Tuesday, September 14, 2010

Languages & Representations

On Friday (10-09-2010) we finished the subject "Languages" by learning about different web development languages. The most basic way of creating a webpage is by coding in HTML. When you want to have a more advanced layout, CSS can be used, a language specifically suited to webpage layout.

The problem with only coding in HTML or HTML+CSS is that the content on the page is the same for every user. When you want to display a different page for each user, you have to use PHP (or a similar language like ASP) to display content based on user input. A common use of PHP is a login system. The user has to provide his or her credentials, and somewhere in the PHP code a database server will be asked to look for a record with the matching user name and password. When this record exists, the user will be directed to a personal page, and when this record doesn't exist, the user will be asked to log in in again.

Web developers nowadays want more than just a static page though. To be able to update the page without refreshing, Javascript can be used. Due to the increased need for user provided content since Web 2.0, an extension had to be build on top of Javascript, which makes it possible to put data in a database or read data from a database without refreshing the page.
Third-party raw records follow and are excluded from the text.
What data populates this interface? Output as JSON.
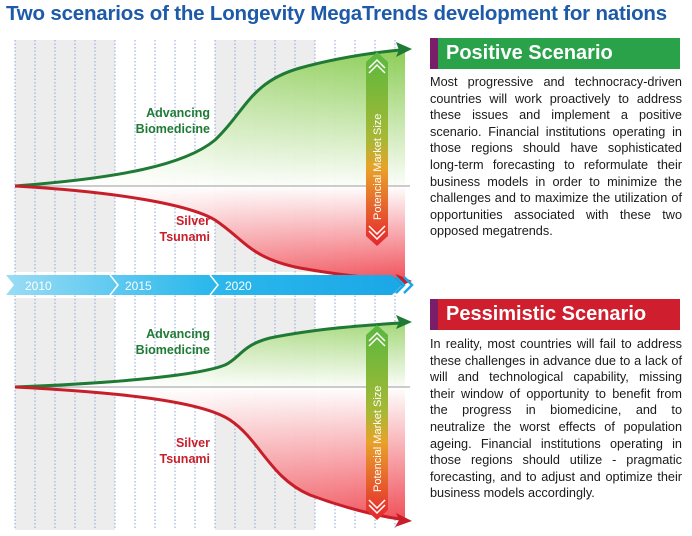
{
  "title": "Two scenarios of the Longevity MegaTrends development for nations",
  "timeline": {
    "years": [
      "2010",
      "2015",
      "2020"
    ]
  },
  "chart_labels": {
    "advancing_line1": "Advancing",
    "advancing_line2": "Biomedicine",
    "silver_line1": "Silver",
    "silver_line2": "Tsunami",
    "market_size": "Potencial Market Size"
  },
  "positive": {
    "heading": "Positive Scenario",
    "text": "Most progressive and technocracy-driven countries will work proactively to address these issues and implement a positive scenario. Financial institutions operating in those regions should have sophisticated long-term forecasting to reformulate their business models in order to minimize the challenges and to maximize the utilization of opportunities associated with these two opposed megatrends."
  },
  "pessimistic": {
    "heading": "Pessimistic Scenario",
    "text": "In reality, most countries will fail to address these challenges in advance due to a lack of will and technological capability, missing their window of opportunity to benefit from the progress in biomedicine, and to neutralize the worst effects of population ageing. Financial institutions operating in those regions should utilize - pragmatic forecasting, and to adjust and optimize their business models accordingly."
  },
  "colors": {
    "title": "#1e5aa8",
    "green": "#1f7a35",
    "red": "#c81e2a",
    "positive_header": "#2aa24a",
    "pessimistic_header": "#cf1f2e",
    "timeline": "#29b6e8"
  }
}
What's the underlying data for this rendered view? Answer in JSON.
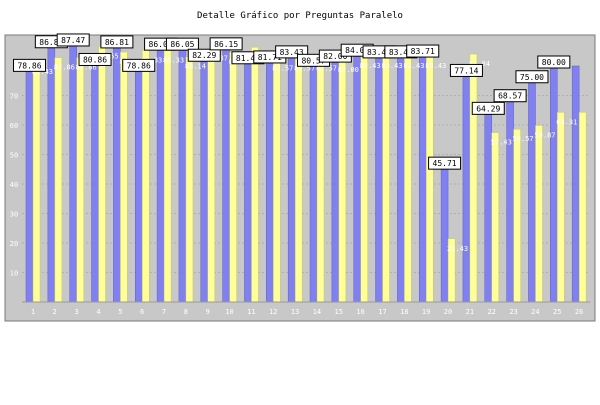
{
  "chart_data": {
    "type": "bar",
    "title": "Detalle Gráfico por Preguntas Paralelo",
    "xlabel": "",
    "ylabel": "",
    "ylim": [
      0,
      100
    ],
    "y_ticks": [
      10,
      20,
      30,
      40,
      50,
      60,
      70
    ],
    "grid": true,
    "legend": "none",
    "categories": [
      "1",
      "2",
      "3",
      "4",
      "5",
      "6",
      "7",
      "8",
      "9",
      "10",
      "11",
      "12",
      "13",
      "14",
      "15",
      "16",
      "17",
      "18",
      "19",
      "20",
      "21",
      "22",
      "23",
      "24",
      "25",
      "26"
    ],
    "series": [
      {
        "color": "#8080f0",
        "values": [
          78.86,
          86.86,
          87.47,
          80.86,
          86.81,
          78.86,
          86.05,
          86.05,
          82.29,
          86.15,
          81.43,
          81.71,
          83.43,
          80.57,
          82.0,
          84.0,
          83.43,
          83.43,
          83.71,
          45.71,
          77.14,
          64.29,
          68.57,
          75.0,
          80.0,
          80.0
        ],
        "data_labels": [
          "78.86",
          "86.86",
          "87.47",
          "80.86",
          "86.81",
          "78.86",
          "86.05",
          "86.05",
          "82.29",
          "86.15",
          "81.43",
          "81.71",
          "83.43",
          "80.57",
          "82.00",
          "84.00",
          "83.43",
          "83.43",
          "83.71",
          "45.71",
          "77.14",
          "64.29",
          "68.57",
          "75.00",
          "80.00",
          ""
        ]
      },
      {
        "color": "#ffff99",
        "values": [
          81.43,
          82.86,
          82.86,
          86.65,
          84.71,
          85.33,
          85.33,
          83.14,
          85.87,
          84.71,
          86.37,
          82.57,
          82.57,
          82.57,
          82.0,
          83.43,
          83.43,
          83.43,
          83.43,
          21.43,
          84.04,
          57.43,
          58.57,
          59.87,
          64.31,
          64.31
        ],
        "data_labels": [
          "81.43",
          "82.86",
          "82.86",
          "86.65",
          "84.71",
          "85.33",
          "85.33",
          "83.14",
          "85.87",
          "84.71",
          "86.37",
          "82.57",
          "82.57",
          "82.57",
          "82.00",
          "83.43",
          "83.43",
          "83.43",
          "83.43",
          "21.43",
          "84.04",
          "57.43",
          "58.57",
          "59.87",
          "64.31",
          ""
        ]
      }
    ]
  }
}
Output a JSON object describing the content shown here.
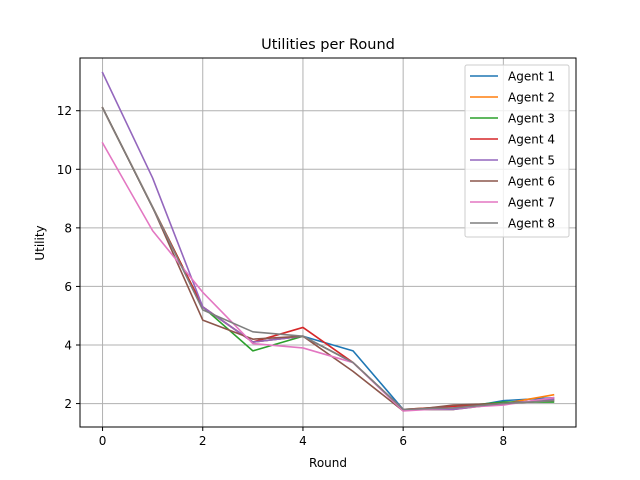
{
  "chart_data": {
    "type": "line",
    "title": "Utilities per Round",
    "xlabel": "Round",
    "ylabel": "Utility",
    "xlim": [
      -0.45,
      9.45
    ],
    "ylim": [
      1.2,
      13.8
    ],
    "xticks": [
      0,
      2,
      4,
      6,
      8
    ],
    "yticks": [
      2,
      4,
      6,
      8,
      10,
      12
    ],
    "grid": true,
    "legend_position": "top-right",
    "x": [
      0,
      1,
      2,
      3,
      4,
      5,
      6,
      7,
      8,
      9
    ],
    "series": [
      {
        "name": "Agent 1",
        "color": "#1f77b4",
        "values": [
          12.1,
          8.7,
          5.3,
          4.1,
          4.3,
          3.8,
          1.8,
          1.8,
          2.1,
          2.2
        ]
      },
      {
        "name": "Agent 2",
        "color": "#ff7f0e",
        "values": [
          12.1,
          8.7,
          5.3,
          4.1,
          4.3,
          3.4,
          1.8,
          1.8,
          2.0,
          2.3
        ]
      },
      {
        "name": "Agent 3",
        "color": "#2ca02c",
        "values": [
          12.1,
          8.7,
          5.3,
          3.8,
          4.3,
          3.4,
          1.8,
          1.9,
          2.05,
          2.05
        ]
      },
      {
        "name": "Agent 4",
        "color": "#d62728",
        "values": [
          12.1,
          8.7,
          5.3,
          4.1,
          4.6,
          3.4,
          1.8,
          1.9,
          2.0,
          2.15
        ]
      },
      {
        "name": "Agent 5",
        "color": "#9467bd",
        "values": [
          13.3,
          9.7,
          5.3,
          4.1,
          4.3,
          3.4,
          1.8,
          1.8,
          2.0,
          2.15
        ]
      },
      {
        "name": "Agent 6",
        "color": "#8c564b",
        "values": [
          12.1,
          8.7,
          4.85,
          4.2,
          4.3,
          3.1,
          1.75,
          1.95,
          2.0,
          2.1
        ]
      },
      {
        "name": "Agent 7",
        "color": "#e377c2",
        "values": [
          10.9,
          7.9,
          5.8,
          4.05,
          3.9,
          3.4,
          1.75,
          1.85,
          1.95,
          2.2
        ]
      },
      {
        "name": "Agent 8",
        "color": "#7f7f7f",
        "values": [
          12.1,
          8.7,
          5.2,
          4.45,
          4.3,
          3.4,
          1.8,
          1.85,
          2.0,
          2.1
        ]
      }
    ]
  }
}
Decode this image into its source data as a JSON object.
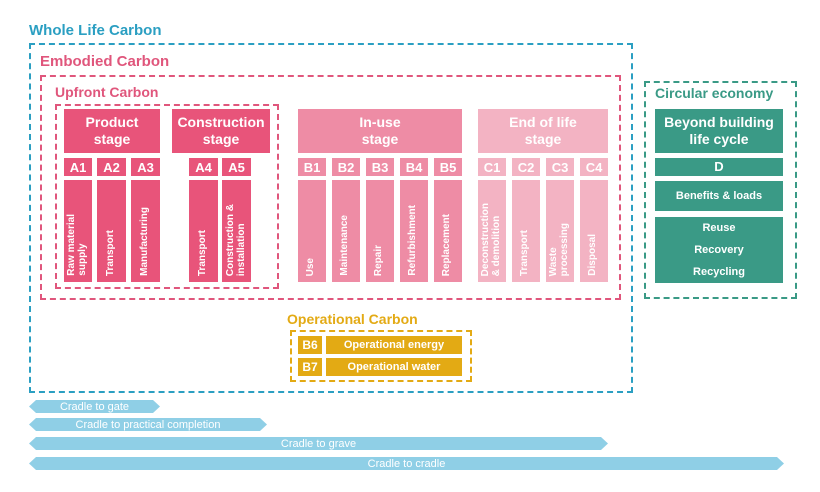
{
  "whole_life": {
    "title": "Whole Life Carbon",
    "color": "#2b9fc2"
  },
  "embodied": {
    "title": "Embodied Carbon",
    "color": "#e0567c"
  },
  "upfront": {
    "title": "Upfront Carbon"
  },
  "stages": {
    "product": "Product\nstage",
    "construction": "Construction\nstage",
    "inuse": "In-use\nstage",
    "eol": "End of life\nstage"
  },
  "modules": [
    {
      "code": "A1",
      "label": "Raw material\nsupply"
    },
    {
      "code": "A2",
      "label": "Transport"
    },
    {
      "code": "A3",
      "label": "Manufacturing"
    },
    {
      "code": "A4",
      "label": "Transport"
    },
    {
      "code": "A5",
      "label": "Construction &\ninstallation"
    },
    {
      "code": "B1",
      "label": "Use"
    },
    {
      "code": "B2",
      "label": "Maintenance"
    },
    {
      "code": "B3",
      "label": "Repair"
    },
    {
      "code": "B4",
      "label": "Refurbishment"
    },
    {
      "code": "B5",
      "label": "Replacement"
    },
    {
      "code": "C1",
      "label": "Deconstruction\n& demolition"
    },
    {
      "code": "C2",
      "label": "Transport"
    },
    {
      "code": "C3",
      "label": "Waste\nprocessing"
    },
    {
      "code": "C4",
      "label": "Disposal"
    }
  ],
  "operational": {
    "title": "Operational Carbon",
    "color": "#e3aa14",
    "b6_code": "B6",
    "b6_label": "Operational energy",
    "b7_code": "B7",
    "b7_label": "Operational water"
  },
  "circular": {
    "title": "Circular economy",
    "color": "#3a9a86",
    "beyond": "Beyond building\nlife cycle",
    "d": "D",
    "benefits": "Benefits & loads",
    "reuse": "Reuse",
    "recovery": "Recovery",
    "recycling": "Recycling"
  },
  "scopes": {
    "gate": "Cradle to gate",
    "practical": "Cradle to practical completion",
    "grave": "Cradle to grave",
    "cradle": "Cradle to cradle"
  },
  "colors": {
    "product": "#e8547a",
    "inuse": "#ee8ca5",
    "eol": "#f3b3c3",
    "arrow": "#8fcfe6"
  }
}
After "Languages" we discussed "Representations". Representations are a very important subject in Computer Science, because it affects file size, ease of use and accuracy. The examples that were provided for representations were JPG and GIF. Both are image formats, but they have a very different way of keeping file size reasonable. JPG uses macro blocks at the smallest level. In these blocks, the pixels only differ in brightness, and not in colour, which results in smaller files, because it isn't necessary to storage brightness and colour for each individual pixel. GIF does store brightness and colour for every pixel, but uses another trick to keep filesizes down: the palette of colours is limited to 256 colours.  Although this results in small files, it also limits the file format in its use. A photo, for example, can't be properly displayed in the GIF format. When you only want to show a drawing with a limited amount of colours, however, GIF is a viable option.

We ended the lesson by looking at the representation of numbers, which is often binary in the digital domain.